Осмотрелся, – в левом крыле дома с буквенной вязью «Владимирского пассажа» и универсама «Лэнд», дома, «главного» на площади, отторгавшего потуги на доминирование соседнего мутанта-нувориша… Славно, сохранился «главный» дом! Не надеялись спасти: в конце восьмидесятых, необитаемый, с выбитыми стёклами, разваливался, но подвели под старые фундаменты сваи, стянули стальными, на болтах, пластинами трещины; благодаря настырности торгового капитала, просчитавшего свою выгоду, сохранили, да ещё крышу (угол наклона) приподняли, разместив в мансарде гостиничные номера, – отнятый у разрухи, внушительно нарастил мускулатуру; так вот, так вот, в левом крыле спасённого дома, мощно и, признаем, самоуверенно возвысившегося над площадью суровыми щипцами-фронтонами северного модерна напротив барочного, виновато-съёжившегося, признав пространственную власть визави, собора, была булочная, в ней покупал я тёплые слойки, сайки, халы, батоны с изюмом, медовые пряники, сласти: мармелад и пастилу, присыпанные сахарной пудрой брусочки, – белые, розовые…


И что сейчас?

Преемственность соблюдена: в бывшей булочной, – британская кондитерская, British Bakery, с литографиями аббатств и замшелых замков, малиновыми бархатными диванами с валиками и высокими, под литографии, спинками, с мозаикой пирожных в пузыре шикарно изогнутого прилавка-витрины…

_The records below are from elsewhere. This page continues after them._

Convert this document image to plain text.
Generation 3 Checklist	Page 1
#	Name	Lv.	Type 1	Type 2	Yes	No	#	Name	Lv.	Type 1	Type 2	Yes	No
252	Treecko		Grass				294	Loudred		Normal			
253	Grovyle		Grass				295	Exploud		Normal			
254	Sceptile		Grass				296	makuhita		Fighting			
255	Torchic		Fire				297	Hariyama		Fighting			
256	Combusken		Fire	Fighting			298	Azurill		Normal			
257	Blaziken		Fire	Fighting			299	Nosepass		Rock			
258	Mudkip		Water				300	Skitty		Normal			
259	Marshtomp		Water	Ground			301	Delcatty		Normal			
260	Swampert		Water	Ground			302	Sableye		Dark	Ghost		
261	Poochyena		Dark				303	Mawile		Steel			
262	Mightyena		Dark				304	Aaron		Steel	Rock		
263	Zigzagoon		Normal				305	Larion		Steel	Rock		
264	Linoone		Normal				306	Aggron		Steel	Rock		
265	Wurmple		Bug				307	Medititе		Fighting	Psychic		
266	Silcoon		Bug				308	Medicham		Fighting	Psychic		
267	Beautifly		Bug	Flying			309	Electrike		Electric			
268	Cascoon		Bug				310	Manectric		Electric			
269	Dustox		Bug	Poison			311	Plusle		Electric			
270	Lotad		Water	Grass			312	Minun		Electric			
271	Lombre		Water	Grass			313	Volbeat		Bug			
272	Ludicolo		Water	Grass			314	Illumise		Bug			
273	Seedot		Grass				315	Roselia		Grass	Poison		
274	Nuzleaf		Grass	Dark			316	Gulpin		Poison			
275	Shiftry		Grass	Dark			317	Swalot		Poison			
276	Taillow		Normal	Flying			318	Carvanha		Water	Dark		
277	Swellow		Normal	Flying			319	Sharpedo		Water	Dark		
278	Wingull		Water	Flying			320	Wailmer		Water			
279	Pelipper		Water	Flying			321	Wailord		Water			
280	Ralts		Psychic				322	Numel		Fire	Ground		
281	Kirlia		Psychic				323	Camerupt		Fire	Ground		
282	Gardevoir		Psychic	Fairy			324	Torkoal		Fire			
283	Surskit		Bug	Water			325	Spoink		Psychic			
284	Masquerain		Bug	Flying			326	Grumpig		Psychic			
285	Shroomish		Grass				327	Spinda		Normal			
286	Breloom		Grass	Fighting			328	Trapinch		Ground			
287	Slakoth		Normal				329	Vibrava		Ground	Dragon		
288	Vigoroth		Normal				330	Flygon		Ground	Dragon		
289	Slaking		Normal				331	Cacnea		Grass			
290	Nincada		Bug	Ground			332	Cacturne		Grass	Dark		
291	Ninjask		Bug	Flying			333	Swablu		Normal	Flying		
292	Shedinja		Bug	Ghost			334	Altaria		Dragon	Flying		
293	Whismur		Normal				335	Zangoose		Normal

А в правом крыле массивного дома аптеку с монументальным кассовым бастионом, старомодной стойкой красного дерева, окантованной зеленоватым матовым стеклом с полукруглым окошком, и сплошь собранными из выдвижных ящичков шкафами вдоль стен, после евроремонта заменил голый, – глазу не за что зацепиться, отклеился лишь уголок рекламы Аэрофлота, – вестибюль гостиницы «Достоевский», да-да, Dostoevski; проживал и умирал классик поблизости, а согбенно-скорбный памятник ему – в двух шагах; окаменевший понурый классик, у метро, в истоке Большой Московской, в безутешной задумчивости присел среди снующих туда-сюда, не замечая своего создателя, персонажей, – благодушно оценивал я удачные для маркетинга имя и локацию литературной гостиницы; к тротуару причаливал слоноподобный автобус с интуристами…


Далёкий от восточного мистицизма, не мог сосредоточиться, не мог медитировать, глядя в точку, – обуреваемый смешанными чувствами, мало-помалу забывал о тревогах своих, доверчиво окунался в волны городских впечатлений, легкомысленных отвлечений, наитий, воспоминаний, которые не омрачали настроение моё. Хорошо-то как! – хорошо, что вернулся, погода – отменная. Упиваясь нечаянной радостью, вертел головой; солнце расплывалось по тонированному стеклянному лбу автобуса тёплым масляным бликом.

И – укол:

Так зачем, собственно, я вернулся? – не затем же, чтобы сладко зажмуриваться на Владимирской площади.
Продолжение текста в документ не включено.